Dans un article de ce dossier titré “Le marché du travail à l’épreuve du e-recrutement”, Carole Tuchszirer, économiste à l’Institut de Recherches Economiques et Sociales, I.R.E.S. et co-auteur de l’excellent blog Sur l’Emploi et le marché du travail, analyse comment le recrutement sur Internet a modifié l’activité des intermédiaires du travail, dont l’A.N.P.E., ce qui n’est pas sans conséquence pour les chômeurs :

“Pour le service public de l’emploi (…), l’utilisation d’Internet n’a pas été sans contradiction. Ce n’est pas que le virage n’a pas été pris : le site le plus utilisé par les entreprises reste anpe.fr (cf. “Les employeurs qui recrutent par Internet”, par Jean-Louis Zanda, Observatoire de l’ANPE, avril 2005). Mais l’ANPE doit assurer une circulation optimale de l’information entre les usagers pour améliorer la fluidité du marché du travail, tout en veillant à favoriser l’accès à l’emploi des personnes qui en sont le plus éloignées. L’ANPE s’est donc acquittée de sa première mission en basculant sur anpe.fr quasiment toutes les offres d’emploi figurant dans ses fichiers internes. Elle en facilite ainsi l’accès à des internautes qui ne se seraient pas forcément déplacés à l’agence.
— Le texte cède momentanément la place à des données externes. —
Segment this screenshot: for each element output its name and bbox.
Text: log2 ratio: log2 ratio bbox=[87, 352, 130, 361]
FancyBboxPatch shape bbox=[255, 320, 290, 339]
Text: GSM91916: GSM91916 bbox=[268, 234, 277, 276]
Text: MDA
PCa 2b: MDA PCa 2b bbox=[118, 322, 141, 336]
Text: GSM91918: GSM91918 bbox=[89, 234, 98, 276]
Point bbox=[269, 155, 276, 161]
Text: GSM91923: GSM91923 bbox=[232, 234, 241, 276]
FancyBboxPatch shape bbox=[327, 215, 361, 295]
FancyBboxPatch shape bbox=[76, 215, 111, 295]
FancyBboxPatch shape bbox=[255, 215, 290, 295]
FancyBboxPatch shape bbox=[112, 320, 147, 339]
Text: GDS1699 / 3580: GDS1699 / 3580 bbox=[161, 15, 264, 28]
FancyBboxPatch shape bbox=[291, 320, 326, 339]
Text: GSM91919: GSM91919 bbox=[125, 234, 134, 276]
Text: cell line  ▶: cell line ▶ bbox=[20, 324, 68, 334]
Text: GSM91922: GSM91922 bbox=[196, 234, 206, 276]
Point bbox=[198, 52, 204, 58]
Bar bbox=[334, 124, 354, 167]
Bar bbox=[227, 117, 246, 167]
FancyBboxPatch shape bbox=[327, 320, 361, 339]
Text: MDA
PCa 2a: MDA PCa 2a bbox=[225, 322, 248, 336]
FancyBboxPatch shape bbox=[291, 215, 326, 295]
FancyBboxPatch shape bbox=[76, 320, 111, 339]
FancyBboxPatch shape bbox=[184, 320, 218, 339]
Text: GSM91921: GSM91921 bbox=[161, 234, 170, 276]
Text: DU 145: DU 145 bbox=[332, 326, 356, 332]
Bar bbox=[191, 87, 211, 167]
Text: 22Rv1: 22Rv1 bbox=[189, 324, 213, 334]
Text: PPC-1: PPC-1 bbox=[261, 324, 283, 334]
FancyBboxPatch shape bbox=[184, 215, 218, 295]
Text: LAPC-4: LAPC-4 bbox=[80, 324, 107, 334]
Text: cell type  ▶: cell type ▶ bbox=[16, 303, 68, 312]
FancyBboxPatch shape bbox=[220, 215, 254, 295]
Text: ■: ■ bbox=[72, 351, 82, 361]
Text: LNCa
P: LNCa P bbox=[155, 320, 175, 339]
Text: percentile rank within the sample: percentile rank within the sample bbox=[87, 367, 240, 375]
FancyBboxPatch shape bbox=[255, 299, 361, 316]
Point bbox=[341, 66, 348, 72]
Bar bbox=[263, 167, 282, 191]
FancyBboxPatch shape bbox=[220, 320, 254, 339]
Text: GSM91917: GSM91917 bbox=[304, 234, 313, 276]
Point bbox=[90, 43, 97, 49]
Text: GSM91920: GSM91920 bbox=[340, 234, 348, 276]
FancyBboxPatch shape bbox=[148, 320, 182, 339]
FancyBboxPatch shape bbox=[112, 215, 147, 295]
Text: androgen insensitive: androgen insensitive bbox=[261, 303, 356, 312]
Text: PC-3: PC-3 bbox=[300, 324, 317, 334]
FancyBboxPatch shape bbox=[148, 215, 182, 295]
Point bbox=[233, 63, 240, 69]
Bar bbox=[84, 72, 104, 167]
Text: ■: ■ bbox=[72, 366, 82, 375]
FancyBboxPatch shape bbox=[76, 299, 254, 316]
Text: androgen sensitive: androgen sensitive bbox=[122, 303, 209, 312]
Ces offres d’emploi, pour la plupart anonymes, imposent l’intervention d’un conseiller ANPE pour mettre effectivement en relation les demandeurs d’emploi avec les entreprises. Anpe.fr ne fait donc pas disparaître le travail d’intermédiaire physique de l’agence. Cependant, 10 % des offres d’emploi sont directement déposées sur anpe.fr de façon nominative par les employeurs. Les internautes peuvent alors entrer en contact avec l’entreprise sans passer par l’ANPE.

Mais jusqu’où faut-il pousser l’information sur anpe.fr sans contrevenir à la mission de placement des publics les plus en difficulté ? L’ANPE a fait en particulier le choix de ne pas laisser aux entreprises la possibilité de déposer directement en ligne des offres de contrats aidés relevant de la politique de l’emploi. Afin de pourvoir ces emplois par une exploitation en interne des fichiers de l’agence. L’idée est de privilégier les plus fragiles et de ne pas recourir au dépôt en ligne que dans un second temps. De la même façon, la CVthèque de l’ANPE, qui est composée à 40 % de salariés en activité, pourrait poser problème si les agents de l’ANPE cherchaient à pourvoir les offres d’emploi confiées par ces candidats supposés moins éloignés de l’emploi que d’autres. Voilà pourquoi l’ANPE cherche à favoriser l’accès à Internet au plus grand nombre de chômeurs, en privilégiant ceux d’entre eux qui n’ont pas forcément intégré cette nouvelle technique de recherche d’emploi. Des dispositifs de formation ont été mis en place pour aider les chômeurs à rechercher des offres d’emploi sur Internet, à s’y abonner et à déposer leur CV en ligne.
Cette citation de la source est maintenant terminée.